Economia

Inflazione, Fed e debito: il rischio default negli Usa manda ko anche l'Ue

di George Brown

Dallo "scontro" tra Repubblicani e Democratici sul debito pubblico alle scelte degli investitori: il punto sulla situazione economica Usa

Se si profilasse un default degli Stati Uniti, un piccolo numero di Repubblicani moderati potrebbe essere motivato a schierarsi con i Democratici per votare un aumento “pulito” del tetto del debito. Oltre al fatto che questo non farebbe altro che prendere tempo, si scontrerebbe anche con una serie di ostacoli legislativi. Se ogni tentativo legislativo dovesse fallire, si potrebbero prendere in considerazione opzioni non ortodosse: il Tesoro potrebbe coniare una moneta di platino da 1.000 miliardi di dollari e depositarla presso la Fed in cambio di liquidità; oppure il Presidente potrebbe invocare il 14° Emendamento per aumentare unilateralmente il tetto del debito. Si tratta di una prospettiva remota, poiché minare il ramo legislativo in questo modo probabilmente non farebbe piacere agli investitori.

Un default degli Stati Uniti avrebbe conseguenze in tutto il mondo

Se la data x passasse senza che il tetto del debito venga innalzato, i pagamenti delle cedole e i rimborsi dei titoli del Tesoro si fermerebbero. L’America entrerebbe in default, un evento senza precedenti con ramificazioni di vasta portata.

Abbiamo delineato uno scenario di rischio, che vede i politici statunitensi iniziare a parlare apertamente di un default dopo una rottura delle trattative. Ciò provocherebbe un sell-off dei Treasury che si diffonderebbe ai mercati del debito più vulnerabili, costringendo i governi di tutto il mondo a ridurre le proprie attività. Il brusco inasprimento delle condizioni finanziarie sarebbe particolarmente negativo per i mercati emergenti che dipendono dai flussi di capitale.

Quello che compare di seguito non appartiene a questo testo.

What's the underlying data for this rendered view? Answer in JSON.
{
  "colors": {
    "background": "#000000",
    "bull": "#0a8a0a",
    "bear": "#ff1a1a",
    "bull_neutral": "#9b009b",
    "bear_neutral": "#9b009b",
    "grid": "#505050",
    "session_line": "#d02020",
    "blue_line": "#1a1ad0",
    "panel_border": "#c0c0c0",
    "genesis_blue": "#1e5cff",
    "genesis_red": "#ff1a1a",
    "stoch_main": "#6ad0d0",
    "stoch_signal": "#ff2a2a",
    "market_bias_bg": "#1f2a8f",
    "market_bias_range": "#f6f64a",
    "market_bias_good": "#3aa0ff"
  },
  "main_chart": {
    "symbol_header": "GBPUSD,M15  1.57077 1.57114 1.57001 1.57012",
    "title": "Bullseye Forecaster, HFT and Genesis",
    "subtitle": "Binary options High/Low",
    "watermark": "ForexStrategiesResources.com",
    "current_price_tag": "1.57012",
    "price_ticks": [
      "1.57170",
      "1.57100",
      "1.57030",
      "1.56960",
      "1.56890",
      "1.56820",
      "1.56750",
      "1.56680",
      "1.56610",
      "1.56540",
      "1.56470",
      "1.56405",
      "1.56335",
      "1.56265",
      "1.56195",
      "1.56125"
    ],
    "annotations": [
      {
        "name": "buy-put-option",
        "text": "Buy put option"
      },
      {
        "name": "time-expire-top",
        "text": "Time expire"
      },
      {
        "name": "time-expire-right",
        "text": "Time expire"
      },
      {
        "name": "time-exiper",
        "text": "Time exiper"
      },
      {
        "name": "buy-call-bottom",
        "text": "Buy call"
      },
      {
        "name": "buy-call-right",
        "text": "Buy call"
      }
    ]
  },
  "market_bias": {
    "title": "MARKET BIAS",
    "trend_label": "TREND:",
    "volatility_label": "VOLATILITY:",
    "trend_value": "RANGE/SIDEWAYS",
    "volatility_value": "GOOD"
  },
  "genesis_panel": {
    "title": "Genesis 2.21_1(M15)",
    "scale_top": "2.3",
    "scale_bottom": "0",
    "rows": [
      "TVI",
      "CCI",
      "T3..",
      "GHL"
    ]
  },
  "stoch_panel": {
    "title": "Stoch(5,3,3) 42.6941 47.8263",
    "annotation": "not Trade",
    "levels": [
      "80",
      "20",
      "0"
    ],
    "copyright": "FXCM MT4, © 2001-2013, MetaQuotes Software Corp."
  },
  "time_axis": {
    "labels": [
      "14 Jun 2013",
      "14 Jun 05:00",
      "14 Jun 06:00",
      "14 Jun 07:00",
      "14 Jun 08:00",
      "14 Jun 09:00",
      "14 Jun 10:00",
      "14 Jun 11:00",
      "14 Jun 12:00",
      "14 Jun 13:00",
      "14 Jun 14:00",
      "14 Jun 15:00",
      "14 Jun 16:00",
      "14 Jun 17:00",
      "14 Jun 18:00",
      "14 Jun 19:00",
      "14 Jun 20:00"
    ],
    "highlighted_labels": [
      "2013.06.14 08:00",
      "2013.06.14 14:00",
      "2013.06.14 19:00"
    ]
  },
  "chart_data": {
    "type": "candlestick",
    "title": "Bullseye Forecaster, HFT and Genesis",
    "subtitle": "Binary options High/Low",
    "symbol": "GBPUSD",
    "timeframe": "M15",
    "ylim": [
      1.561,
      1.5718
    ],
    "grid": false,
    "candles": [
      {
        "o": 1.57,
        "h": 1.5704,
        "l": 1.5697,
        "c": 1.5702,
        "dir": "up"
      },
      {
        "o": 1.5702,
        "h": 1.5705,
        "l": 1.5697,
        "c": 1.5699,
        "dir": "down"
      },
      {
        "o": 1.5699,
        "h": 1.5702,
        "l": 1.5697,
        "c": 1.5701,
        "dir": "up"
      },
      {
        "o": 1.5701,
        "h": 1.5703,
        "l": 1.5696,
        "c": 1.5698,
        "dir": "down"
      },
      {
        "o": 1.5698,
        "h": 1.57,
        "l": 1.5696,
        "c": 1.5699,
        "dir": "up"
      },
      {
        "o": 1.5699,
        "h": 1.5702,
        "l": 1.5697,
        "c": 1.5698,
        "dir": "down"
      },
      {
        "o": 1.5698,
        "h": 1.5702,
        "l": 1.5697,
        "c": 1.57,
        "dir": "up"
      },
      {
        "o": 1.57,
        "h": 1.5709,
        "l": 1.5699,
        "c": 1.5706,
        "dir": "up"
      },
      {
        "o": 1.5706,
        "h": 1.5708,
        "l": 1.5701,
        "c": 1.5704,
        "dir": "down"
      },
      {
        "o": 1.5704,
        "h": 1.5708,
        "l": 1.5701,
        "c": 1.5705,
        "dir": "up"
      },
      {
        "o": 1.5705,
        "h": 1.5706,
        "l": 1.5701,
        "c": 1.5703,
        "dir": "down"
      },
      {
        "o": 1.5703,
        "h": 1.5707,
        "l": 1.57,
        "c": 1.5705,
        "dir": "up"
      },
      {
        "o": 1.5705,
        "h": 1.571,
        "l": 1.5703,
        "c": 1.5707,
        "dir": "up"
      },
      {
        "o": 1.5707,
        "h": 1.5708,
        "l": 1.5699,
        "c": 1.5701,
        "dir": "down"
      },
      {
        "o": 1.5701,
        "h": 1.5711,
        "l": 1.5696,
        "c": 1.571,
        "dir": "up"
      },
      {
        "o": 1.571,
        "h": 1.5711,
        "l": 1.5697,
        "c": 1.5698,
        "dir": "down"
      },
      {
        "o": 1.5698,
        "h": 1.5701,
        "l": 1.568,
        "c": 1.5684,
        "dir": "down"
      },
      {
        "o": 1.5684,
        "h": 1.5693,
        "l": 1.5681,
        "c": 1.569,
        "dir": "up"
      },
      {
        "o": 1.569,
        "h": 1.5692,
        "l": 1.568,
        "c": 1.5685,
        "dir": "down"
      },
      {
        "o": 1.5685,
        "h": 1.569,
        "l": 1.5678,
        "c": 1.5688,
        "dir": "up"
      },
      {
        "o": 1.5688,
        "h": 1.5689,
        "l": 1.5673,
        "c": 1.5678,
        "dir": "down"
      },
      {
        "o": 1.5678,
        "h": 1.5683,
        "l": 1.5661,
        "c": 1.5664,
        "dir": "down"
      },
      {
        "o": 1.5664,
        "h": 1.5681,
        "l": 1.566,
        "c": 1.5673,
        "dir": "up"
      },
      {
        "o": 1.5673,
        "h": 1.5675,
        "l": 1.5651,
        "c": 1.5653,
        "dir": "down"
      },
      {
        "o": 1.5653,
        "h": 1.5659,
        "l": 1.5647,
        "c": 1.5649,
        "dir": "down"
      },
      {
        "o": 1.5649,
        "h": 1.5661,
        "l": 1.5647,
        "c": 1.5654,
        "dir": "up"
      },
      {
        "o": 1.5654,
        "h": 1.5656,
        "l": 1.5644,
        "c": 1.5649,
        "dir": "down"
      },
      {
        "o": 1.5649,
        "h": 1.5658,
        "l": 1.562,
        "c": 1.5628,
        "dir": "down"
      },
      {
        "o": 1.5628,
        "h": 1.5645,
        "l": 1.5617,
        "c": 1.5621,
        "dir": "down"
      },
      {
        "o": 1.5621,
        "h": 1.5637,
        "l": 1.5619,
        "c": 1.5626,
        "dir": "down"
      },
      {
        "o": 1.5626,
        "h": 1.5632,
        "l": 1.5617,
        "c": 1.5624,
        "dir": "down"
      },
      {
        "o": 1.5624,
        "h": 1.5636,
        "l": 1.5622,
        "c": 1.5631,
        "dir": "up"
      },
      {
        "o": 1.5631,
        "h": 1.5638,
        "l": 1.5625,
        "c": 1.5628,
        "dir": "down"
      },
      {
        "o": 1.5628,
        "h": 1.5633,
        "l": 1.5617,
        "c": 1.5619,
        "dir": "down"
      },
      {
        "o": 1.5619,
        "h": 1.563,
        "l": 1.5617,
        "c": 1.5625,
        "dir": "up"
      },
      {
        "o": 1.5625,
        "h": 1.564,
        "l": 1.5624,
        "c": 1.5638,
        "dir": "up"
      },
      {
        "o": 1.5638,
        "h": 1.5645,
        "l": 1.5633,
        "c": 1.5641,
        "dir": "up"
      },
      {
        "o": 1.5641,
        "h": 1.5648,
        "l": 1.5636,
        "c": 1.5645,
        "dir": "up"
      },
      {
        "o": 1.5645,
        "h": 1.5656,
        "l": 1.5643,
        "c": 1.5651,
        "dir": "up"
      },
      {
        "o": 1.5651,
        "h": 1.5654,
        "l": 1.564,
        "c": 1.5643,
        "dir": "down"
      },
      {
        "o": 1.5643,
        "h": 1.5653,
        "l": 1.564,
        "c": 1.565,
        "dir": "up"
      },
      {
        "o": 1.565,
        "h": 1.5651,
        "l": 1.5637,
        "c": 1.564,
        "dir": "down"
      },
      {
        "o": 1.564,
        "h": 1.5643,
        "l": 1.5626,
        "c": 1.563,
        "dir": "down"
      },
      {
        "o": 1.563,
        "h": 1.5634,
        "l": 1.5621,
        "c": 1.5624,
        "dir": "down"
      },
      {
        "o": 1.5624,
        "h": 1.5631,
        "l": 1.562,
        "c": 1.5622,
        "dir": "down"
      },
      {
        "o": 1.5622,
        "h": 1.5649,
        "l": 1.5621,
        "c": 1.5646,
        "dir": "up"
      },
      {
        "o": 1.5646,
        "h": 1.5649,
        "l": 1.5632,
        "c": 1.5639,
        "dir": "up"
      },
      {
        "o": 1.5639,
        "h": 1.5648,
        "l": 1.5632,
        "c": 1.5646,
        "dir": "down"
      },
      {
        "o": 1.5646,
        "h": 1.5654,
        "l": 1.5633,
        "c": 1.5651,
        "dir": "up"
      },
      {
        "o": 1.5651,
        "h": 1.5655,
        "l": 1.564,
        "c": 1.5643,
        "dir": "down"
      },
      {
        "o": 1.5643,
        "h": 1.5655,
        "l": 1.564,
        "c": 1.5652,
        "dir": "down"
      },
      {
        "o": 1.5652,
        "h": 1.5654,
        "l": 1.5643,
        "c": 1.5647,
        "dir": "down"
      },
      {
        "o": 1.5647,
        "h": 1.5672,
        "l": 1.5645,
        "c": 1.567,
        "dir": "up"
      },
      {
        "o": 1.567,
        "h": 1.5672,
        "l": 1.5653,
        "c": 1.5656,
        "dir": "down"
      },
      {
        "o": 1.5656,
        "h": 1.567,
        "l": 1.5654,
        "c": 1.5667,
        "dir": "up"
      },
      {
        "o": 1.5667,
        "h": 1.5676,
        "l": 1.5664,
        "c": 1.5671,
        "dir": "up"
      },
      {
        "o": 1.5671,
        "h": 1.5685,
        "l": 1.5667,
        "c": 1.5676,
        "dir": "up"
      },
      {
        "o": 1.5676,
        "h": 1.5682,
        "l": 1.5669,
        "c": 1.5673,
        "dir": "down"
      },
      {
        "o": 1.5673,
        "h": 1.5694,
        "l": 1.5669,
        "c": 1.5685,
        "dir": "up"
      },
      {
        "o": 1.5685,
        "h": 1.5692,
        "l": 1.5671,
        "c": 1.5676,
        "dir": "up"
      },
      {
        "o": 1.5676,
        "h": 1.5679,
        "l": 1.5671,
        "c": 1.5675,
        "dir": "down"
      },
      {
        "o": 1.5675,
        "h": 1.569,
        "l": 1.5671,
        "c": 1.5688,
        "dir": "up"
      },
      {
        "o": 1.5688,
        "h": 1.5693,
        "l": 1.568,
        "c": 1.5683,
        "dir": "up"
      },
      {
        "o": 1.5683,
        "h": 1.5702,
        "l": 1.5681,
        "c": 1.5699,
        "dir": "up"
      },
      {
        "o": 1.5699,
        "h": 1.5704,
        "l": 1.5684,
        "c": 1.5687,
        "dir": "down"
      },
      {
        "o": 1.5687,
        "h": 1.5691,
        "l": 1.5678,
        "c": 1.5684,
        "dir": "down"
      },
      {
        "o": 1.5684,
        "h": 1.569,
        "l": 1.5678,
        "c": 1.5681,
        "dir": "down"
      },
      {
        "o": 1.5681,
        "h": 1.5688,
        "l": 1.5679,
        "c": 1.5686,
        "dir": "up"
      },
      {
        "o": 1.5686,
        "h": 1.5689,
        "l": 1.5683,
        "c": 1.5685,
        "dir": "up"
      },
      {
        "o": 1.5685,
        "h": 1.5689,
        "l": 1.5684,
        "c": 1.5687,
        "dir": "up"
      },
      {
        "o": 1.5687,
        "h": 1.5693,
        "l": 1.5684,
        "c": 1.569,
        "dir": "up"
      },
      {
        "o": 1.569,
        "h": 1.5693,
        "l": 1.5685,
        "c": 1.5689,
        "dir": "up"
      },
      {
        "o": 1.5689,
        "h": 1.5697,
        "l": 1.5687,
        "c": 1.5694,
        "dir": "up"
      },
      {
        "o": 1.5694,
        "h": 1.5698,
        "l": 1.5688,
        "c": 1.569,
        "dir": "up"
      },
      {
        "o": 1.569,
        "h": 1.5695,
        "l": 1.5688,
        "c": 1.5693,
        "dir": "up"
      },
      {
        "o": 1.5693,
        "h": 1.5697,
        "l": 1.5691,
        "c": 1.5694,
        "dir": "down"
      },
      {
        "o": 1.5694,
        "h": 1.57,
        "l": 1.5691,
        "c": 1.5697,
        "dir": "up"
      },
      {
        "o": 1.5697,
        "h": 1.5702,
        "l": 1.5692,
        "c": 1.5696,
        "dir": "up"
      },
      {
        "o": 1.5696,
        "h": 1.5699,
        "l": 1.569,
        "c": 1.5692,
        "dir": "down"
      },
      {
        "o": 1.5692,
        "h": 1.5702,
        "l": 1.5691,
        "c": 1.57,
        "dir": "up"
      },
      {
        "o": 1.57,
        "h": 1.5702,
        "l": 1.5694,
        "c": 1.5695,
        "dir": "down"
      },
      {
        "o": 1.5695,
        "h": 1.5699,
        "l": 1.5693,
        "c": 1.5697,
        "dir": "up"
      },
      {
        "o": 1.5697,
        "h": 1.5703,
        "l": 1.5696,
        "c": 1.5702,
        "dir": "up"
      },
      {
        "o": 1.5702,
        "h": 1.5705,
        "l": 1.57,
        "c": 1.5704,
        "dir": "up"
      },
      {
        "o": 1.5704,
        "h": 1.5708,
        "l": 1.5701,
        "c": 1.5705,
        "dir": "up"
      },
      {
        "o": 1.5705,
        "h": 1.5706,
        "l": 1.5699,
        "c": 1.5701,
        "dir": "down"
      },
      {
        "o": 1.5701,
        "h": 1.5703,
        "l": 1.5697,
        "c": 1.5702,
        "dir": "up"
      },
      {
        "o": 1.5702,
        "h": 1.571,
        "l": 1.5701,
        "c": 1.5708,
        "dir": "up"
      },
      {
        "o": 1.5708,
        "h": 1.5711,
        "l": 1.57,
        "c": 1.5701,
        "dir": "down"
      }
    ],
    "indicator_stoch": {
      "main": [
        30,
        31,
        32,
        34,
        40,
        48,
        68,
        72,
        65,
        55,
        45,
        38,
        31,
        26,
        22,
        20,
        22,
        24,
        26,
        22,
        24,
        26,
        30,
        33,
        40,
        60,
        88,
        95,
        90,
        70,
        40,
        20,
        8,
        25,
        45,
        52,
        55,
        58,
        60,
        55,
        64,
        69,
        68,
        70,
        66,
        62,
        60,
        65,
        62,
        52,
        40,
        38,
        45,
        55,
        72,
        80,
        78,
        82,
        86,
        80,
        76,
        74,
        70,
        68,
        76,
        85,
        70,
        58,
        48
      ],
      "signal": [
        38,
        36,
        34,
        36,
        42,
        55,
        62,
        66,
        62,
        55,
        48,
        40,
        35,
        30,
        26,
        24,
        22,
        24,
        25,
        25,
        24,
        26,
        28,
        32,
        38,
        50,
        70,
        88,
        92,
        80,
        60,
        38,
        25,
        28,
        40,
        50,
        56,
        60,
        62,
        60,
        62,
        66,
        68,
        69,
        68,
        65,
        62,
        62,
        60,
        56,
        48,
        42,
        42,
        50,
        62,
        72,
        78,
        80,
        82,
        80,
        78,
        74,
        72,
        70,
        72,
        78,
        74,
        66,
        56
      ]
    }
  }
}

L’attività economica verrebbe ulteriormente frenata da altri canali. Oltre all’aumento del costo del finanziamento del debito, la volatilità dei mercati intaccherebbe la fiducia dei consumatori e delle imprese, causando un ridimensionamento delle intenzioni di investimento e l’accumulo di risparmi precauzionali da parte delle famiglie. Negli Stati Uniti, in particolare, lo shutdown del governo colpirebbe anche la spesa e l’attività federale. Le banche centrali verrebbero spinte all’azione.

La Fed interromperebbe l’inasprimento quantitativo e taglierebbe i tassi, e i suoi omologhi delle economie avanzate ne seguirebbero l’esempio. Tuttavia, i policymaker dei mercati emergenti sarebbero costretti a mantenere alti i tassi di interesse per difendere le loro valute, e alcuni di loro sarebbero addirittura costretti a adottare rialzi aggressivi per arginare i deflussi di capitale. Alla fine, il Congresso raggiungerebbe un accordo per aumentare il tetto del debito. Ma il danno sarebbe già stato fatto. La crescita globale subirebbe un netto rallentamento: in questo scenario, sarebbe inferiore dello 0,7% rispetto alle nostre proiezioni di base per il 2023 e il 2024. Se c’è un aspetto positivo, si ipotizza che l’indebolimento della domanda farebbe scendere l’inflazione di circa lo 0,5% rispetto alle nostre previsioni di base nello stesso periodo.

Sperare nel successo, ma essere pronti in caso di fallimento

Anche se le minacce di default saranno usate come leva nei negoziati sul tetto del debito, è improbabile che anche i Repubblicani più conservatori dal punto di vista fiscale permettano deliberatamente il default degli Stati Uniti. Tuttavia, un default “accidentale” potrebbe verificarsi se ci fosse un errore di calcolo. Questa possibilità è accresciuta dall’incertezza sulla data limite. Il Congressional Budget Office stima che sarà tra luglio e settembre, ma potrebbe essere prima se le dichiarazioni dei redditi annuali presentate ad aprile deluderanno le aspettative.